Of the 16 predictions, three were within 600 nucleotides of an ORC/MCM binding site (g, j, and l in Figure 4a), and all three were ARSs. We presume that these are cases of positional errors in the ORC/MCM set. Furthermore, four of these 16 (a, f, k, and m in Figure 4a) were within 4 kb of an array origin found by Raghuraman et al. [27], despite not having matched an ORC/MCM binding site; two of these four (f and m) showed ARS activity.

Buoyed by these results, we performed ARS assays on a sample of predictions from chromosome XV that included many with ranks between 101 and 350 (Figure 4b and Additional data files 6 and 7). We tested ten of the 18 predictions that did not match the evaluation set, and five were active (a, b, f, k, and m in Figure 4b). Of these five, one (k) was 300 nucleotides from the edge of an ORC/MCM site and is probably another case of a positional error, and another (m) matched an array origin. As above, the five out of ten success rate is highly significant (p < 0.0001). As a control, we tested four predictions that agreed with ORC/MCM binding sites (c, d, h, and j in Figure 4b), and all four were active.

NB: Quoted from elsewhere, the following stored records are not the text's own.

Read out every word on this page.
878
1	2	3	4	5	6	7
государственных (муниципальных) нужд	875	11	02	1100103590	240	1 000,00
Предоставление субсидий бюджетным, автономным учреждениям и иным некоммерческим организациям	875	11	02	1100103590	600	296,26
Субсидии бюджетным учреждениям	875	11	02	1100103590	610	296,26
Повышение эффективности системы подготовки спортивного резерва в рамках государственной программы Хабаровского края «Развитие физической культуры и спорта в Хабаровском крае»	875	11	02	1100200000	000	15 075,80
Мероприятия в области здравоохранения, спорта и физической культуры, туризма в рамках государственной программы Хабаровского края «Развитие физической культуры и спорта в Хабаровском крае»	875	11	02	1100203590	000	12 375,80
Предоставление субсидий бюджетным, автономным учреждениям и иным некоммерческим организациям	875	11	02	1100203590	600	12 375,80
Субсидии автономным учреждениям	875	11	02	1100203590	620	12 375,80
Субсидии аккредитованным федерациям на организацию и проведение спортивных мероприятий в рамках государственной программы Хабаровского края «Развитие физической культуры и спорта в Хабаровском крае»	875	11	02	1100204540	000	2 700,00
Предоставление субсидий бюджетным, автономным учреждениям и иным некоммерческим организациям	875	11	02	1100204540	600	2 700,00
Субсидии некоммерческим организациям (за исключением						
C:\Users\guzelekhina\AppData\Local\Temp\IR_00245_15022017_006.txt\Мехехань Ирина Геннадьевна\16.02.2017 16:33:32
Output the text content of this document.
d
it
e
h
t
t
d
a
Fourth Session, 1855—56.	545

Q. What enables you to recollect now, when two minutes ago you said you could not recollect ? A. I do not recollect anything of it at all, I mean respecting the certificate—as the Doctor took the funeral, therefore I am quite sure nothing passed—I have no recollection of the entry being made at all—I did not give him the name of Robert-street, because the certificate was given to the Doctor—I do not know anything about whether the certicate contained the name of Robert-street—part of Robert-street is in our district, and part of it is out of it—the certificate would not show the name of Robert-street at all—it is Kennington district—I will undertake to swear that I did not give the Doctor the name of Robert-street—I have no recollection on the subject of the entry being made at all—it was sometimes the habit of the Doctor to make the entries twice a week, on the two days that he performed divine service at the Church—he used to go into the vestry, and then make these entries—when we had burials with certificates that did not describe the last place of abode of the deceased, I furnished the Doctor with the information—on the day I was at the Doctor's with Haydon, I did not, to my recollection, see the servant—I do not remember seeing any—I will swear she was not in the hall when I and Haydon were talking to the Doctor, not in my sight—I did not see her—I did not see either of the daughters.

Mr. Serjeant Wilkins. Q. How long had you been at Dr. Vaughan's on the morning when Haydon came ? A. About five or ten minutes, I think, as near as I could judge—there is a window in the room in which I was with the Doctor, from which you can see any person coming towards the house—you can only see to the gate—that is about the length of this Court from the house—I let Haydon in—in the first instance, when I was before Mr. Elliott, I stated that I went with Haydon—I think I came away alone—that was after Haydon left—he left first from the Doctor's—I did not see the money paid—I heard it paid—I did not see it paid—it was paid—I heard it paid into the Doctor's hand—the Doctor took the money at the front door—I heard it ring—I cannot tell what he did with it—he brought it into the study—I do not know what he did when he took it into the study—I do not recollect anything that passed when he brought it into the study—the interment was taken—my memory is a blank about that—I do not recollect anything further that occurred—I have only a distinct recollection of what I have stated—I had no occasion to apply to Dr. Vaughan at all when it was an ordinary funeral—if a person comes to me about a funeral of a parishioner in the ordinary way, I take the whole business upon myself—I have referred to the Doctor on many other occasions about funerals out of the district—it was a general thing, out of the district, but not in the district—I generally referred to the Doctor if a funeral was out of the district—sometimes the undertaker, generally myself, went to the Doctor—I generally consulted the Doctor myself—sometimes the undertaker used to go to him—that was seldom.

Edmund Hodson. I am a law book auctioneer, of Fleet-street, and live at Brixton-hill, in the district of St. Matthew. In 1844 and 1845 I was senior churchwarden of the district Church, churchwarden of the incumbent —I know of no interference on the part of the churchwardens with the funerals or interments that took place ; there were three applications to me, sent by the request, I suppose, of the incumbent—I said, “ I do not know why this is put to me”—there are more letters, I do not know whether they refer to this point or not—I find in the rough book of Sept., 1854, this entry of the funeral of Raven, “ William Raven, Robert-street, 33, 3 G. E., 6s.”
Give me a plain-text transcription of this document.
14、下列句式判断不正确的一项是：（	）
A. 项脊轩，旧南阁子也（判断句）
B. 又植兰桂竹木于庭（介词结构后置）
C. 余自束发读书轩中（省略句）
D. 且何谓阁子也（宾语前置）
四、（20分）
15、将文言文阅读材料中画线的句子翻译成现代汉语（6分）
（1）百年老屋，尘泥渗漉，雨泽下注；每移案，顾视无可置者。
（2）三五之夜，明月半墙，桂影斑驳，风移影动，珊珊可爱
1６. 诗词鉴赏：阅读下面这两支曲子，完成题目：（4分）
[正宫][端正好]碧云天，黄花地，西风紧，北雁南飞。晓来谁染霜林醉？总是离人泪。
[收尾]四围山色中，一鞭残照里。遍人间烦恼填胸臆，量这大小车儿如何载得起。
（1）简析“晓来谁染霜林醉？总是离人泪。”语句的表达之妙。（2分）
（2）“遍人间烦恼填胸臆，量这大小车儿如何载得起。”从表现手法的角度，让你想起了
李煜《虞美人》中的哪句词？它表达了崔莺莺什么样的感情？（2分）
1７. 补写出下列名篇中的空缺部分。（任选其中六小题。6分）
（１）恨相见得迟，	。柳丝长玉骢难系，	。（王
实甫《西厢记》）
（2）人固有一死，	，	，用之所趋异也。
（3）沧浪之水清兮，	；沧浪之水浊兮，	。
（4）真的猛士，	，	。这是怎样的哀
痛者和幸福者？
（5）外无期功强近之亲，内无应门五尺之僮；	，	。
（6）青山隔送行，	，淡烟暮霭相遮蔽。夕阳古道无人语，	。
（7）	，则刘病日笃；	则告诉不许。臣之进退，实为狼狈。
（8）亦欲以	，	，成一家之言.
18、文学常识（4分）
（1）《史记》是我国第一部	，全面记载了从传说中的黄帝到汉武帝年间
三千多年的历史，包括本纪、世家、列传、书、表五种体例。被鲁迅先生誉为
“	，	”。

This sample indicates that 56% is an underestimate of the accuracy of Oriscan's top 350 predictions. Based on extrapolation from chromosome XV to the rest of the genome, there should be at least 50 active Oriscan predictions not detected previously, including about ten positional errors. Inclusion of these 50 ARSs raised the specificity of Oriscan to about 70% and sensitivity to about 50% for the top 350 predictions. This is a lower bound because we assumed that no more predictions were active on chromosome XV. We made this assumption because the ten predictions we tested were not chosen randomly.

The evaluation set contains false positives, as testing of ORC/MCM binding sites showed that about one in five was not an ARS [28]. This extrapolates to about 70 unspecified members of the evaluation set. Reduction of the evaluation set size by 70 increases the sensitivity of Oriscan's top 350 predictions to 58%, or 73% for the 1,882 predictions that passed the first three steps of Oriscan. Specificity was not affected. Thus, Oriscan is capable of detecting most origins in the genome, indicating that the description of origins that underpins the algorithm has considerable generality. As a way of checking our statistical adjustments to sensitivity, we used Oriscan to analyze its own training set. Because there were no false positives or negatives, no adjustments are necessary. To avoid bias, we analyzed each training set member with a version of the algorithm that excludes that member; without such exclusion, known as jackknifing, most of the training set would have outscored the rest of the genome by several standard deviations. We found that 15 of the 26 training set members ranked in the top 350, giving a sensitivity of 58%. This matched the final sensitivity of the top 350 predictions, supporting the validity of our statistical corrections.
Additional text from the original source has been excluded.